71期 大内博文 |
2007.02.10 「海洋国家日本」への独り言
「海洋基本法(仮称)」が今国会で議員立法として審議されている。海洋・海運国家としての認識は国民の中に定着しているであろうか。
日本の領土は、現在38万平方キロの面積を有し、世界で59番目の広さを持つ。これが排他的経済水域面積(EEZ)を取ると447万平方キロとなり、6番目の面積となる。この広大な面積をいかに管理・利用するかは日本として重大な問題である。海洋保安を担当しているのは海上保安庁で、総員12,000名、1,800億円余の予算で運営されている。保安業務がまともに守られていればこそ、海運・造船・舶用関連・水産・海底資源探査・開発関係業が安心して営まれる。
日本は資源エネルギーの95%、全食料の60%を船舶による輸入に頼っている。日本国籍船(国旗日の丸を掲げてる船)は1600隻(S47年)、から95隻(H17)へ、外航日本人船員は60,000人から2,600人となり、(社)日本船舶機関士協会会員(外航船の機関長・機関士)は5,700人から1,000人となっている。日本の人口は減少に転じたとは言え1億2000万人を数える。資源が乏しく自給自足が出来ない日本は、原料を輸入し製品を輸出している形態は今後とも変わることなく続いていく。
輸出入は船舶に頼っているのは前述のとおりであるが、それを運航する船員はこれまた減少の一途である。日本で船員が減少に転じたのは、1985年のプラザ合意による為替政策の転換にある。1975年頃より日本人船員コストが為替変動に伴い急激に上昇し、一部で外国人船員(部員;普通船員)との混乗化が始まり、一方で日本人船員のみで運航する近代化船がスタート、35名の乗組員が18名船まで実験・実用化された。更にパイオニアシップと称する11名の定員まで努力したがコスト比較で勝負に負けた。これに代わり混乗船の増加と共に、日本籍船が便宜置籍船となり外国に船籍を置き日本船社が運航する形態が増えた。世界情勢が平和な時代にあれば、海運会社が生き残りをかけた結果としてやむを得ないと思う半面、現場船員の心情は計り知れないものがあった。これが昭和60年(1985)から緊急雇用対策としての船員の合理化(希望退職・陸上職への転換)であり、海運業界・船員労働に今も影を引いている。
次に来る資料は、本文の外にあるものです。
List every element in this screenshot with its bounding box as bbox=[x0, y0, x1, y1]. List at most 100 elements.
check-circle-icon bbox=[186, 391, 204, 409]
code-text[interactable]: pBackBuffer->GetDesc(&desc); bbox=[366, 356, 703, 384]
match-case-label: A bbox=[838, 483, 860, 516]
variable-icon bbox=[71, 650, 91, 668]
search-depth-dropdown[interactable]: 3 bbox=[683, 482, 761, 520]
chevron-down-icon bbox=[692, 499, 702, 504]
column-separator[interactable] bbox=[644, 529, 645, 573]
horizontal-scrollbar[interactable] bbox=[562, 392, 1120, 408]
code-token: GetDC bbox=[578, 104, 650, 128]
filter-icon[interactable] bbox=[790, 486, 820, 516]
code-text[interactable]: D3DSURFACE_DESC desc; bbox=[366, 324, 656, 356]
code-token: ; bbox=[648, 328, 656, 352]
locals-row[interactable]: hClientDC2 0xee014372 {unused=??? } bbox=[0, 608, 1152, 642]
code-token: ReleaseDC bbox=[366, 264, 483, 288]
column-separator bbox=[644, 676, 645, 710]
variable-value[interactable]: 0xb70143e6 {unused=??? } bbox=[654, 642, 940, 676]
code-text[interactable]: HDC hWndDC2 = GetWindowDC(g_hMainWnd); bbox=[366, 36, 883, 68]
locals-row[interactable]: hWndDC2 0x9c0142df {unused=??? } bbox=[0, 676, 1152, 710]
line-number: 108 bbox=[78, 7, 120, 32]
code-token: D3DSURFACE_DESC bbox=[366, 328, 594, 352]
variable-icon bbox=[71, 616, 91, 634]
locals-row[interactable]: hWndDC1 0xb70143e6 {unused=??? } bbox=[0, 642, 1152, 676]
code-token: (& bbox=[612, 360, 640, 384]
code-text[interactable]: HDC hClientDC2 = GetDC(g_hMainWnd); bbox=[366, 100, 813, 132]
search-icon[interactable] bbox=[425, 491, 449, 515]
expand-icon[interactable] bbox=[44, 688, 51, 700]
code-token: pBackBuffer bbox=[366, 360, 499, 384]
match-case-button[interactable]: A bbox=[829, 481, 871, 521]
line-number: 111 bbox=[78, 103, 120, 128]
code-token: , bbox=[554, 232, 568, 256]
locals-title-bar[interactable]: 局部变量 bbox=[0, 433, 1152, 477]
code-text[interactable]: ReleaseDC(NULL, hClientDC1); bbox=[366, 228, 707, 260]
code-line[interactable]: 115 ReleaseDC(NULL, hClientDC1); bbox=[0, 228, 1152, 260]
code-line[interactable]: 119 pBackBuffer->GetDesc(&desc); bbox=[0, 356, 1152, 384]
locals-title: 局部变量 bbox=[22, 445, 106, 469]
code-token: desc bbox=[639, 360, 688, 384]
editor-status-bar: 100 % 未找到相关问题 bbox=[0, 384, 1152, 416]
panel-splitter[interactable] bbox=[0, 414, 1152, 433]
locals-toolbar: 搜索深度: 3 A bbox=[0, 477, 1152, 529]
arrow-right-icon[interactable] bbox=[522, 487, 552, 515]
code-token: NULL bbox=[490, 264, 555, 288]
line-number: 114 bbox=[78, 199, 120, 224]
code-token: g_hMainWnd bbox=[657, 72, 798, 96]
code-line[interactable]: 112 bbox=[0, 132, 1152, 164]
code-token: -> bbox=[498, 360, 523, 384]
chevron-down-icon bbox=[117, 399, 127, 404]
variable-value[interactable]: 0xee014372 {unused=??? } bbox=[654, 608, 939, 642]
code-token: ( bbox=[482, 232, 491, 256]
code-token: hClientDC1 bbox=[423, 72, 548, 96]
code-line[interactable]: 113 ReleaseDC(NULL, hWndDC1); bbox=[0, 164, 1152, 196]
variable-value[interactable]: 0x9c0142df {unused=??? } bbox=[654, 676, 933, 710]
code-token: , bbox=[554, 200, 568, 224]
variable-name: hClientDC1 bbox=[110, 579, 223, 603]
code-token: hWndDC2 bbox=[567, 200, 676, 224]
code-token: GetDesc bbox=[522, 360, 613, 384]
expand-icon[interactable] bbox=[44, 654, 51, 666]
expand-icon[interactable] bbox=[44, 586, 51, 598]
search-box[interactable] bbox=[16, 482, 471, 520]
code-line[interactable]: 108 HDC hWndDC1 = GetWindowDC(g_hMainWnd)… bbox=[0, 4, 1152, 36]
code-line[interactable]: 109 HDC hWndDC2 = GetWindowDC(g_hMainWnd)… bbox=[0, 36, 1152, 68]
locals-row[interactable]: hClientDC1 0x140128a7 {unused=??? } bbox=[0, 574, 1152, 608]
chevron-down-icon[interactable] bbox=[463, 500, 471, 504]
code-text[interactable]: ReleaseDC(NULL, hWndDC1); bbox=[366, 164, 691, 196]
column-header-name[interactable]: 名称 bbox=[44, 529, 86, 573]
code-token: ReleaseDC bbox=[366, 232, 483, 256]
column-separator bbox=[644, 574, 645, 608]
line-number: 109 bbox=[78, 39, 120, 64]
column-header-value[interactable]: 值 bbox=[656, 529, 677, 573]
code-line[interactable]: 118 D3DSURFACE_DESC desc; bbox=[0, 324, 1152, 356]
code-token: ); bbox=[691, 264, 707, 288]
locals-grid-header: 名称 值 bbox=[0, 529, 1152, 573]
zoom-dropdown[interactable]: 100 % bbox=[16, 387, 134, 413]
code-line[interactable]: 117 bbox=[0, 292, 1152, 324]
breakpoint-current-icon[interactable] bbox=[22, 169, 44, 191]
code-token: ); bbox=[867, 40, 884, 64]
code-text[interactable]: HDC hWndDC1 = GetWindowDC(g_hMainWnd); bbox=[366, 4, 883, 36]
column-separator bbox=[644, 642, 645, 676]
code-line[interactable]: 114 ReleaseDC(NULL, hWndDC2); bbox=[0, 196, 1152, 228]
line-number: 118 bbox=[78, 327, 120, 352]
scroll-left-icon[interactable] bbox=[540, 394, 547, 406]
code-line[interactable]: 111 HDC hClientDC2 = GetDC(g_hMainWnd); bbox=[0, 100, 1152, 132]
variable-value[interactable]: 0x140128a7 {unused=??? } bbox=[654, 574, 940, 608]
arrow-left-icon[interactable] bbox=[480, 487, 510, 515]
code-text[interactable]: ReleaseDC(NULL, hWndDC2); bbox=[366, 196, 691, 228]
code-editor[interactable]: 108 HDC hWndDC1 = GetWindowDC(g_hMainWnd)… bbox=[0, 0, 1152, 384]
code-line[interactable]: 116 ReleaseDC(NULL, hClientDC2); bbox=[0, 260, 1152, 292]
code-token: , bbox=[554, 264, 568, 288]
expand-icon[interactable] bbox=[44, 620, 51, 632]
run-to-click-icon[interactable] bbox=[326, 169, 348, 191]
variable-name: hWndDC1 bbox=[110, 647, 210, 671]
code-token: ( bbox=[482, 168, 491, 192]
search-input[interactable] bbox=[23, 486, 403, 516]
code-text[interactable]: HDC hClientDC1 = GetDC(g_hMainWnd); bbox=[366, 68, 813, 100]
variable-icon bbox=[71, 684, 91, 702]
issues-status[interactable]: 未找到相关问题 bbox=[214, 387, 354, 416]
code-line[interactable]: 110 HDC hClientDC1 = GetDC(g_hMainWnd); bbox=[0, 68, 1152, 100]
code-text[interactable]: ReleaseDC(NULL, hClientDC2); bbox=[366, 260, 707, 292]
戦争で日本船舶は陸軍・海軍の徴用船としてその大半は撃沈され、同時に乗組員は船と共に運命を共にした。その数は45,000人余に達し、軍人の戦死比率を上回り、御霊は横須賀市の観音崎公園に眠っている。今年も5月11日(金)関係者による追悼式典が予定されている。失った船舶・船員の戦後補償はどうであったか。戦後日本はゼロからの出発より復興を成し遂げた中で、船・船乗りを思い出す人は少ない。今では演歌にもマドロスは出てこない。
船員になるには海員学校(現・海技教育機構)、商船高校(現・商船高専)、商船大学(現・東京海洋大学海洋工学部、神戸大学海事科学部)があり、最大で年間1,500名を超える人材を卒業させ、多くを外航海運に投入してきた。現在外航海運への部員(普通船員)としての就職はなく、職員(航海士・機関士)は高専・大学あわせて250人の定員枠があるが、海技免状取得の乗船実習課程へ進むのは150人程度で、実際に船員として海運会社に就職するのは40〜50名であった。ここに来て日本人海技者が急激に不足し(特に機関士)、昨年は80名程度が船員として海運会社に就職した。今後150〜200人(年)程度が継続的に海上職を経験しなければ、日本の海事クラスター社会は崩壊するとの声もある。
参考までに平成5年まで、安積高校から東京商船大学に進んだ人は、64期2名、65期2名、66期2名、67期1名、68期1名、69期3名、71期1名、72期1名、73期1名、77期1名、83期1名、88期1名、97期1名、99期1名、101期1名、103期2名の計22名で、73期までの14名のうち12名が機関科に入学している。なぜ機関科希望者が多かったのか。当時は入学条件に視力検査があり(裸眼航海科0.8、機関科0.6以上)旧校舎での授業が多少の影響があったのだろうか。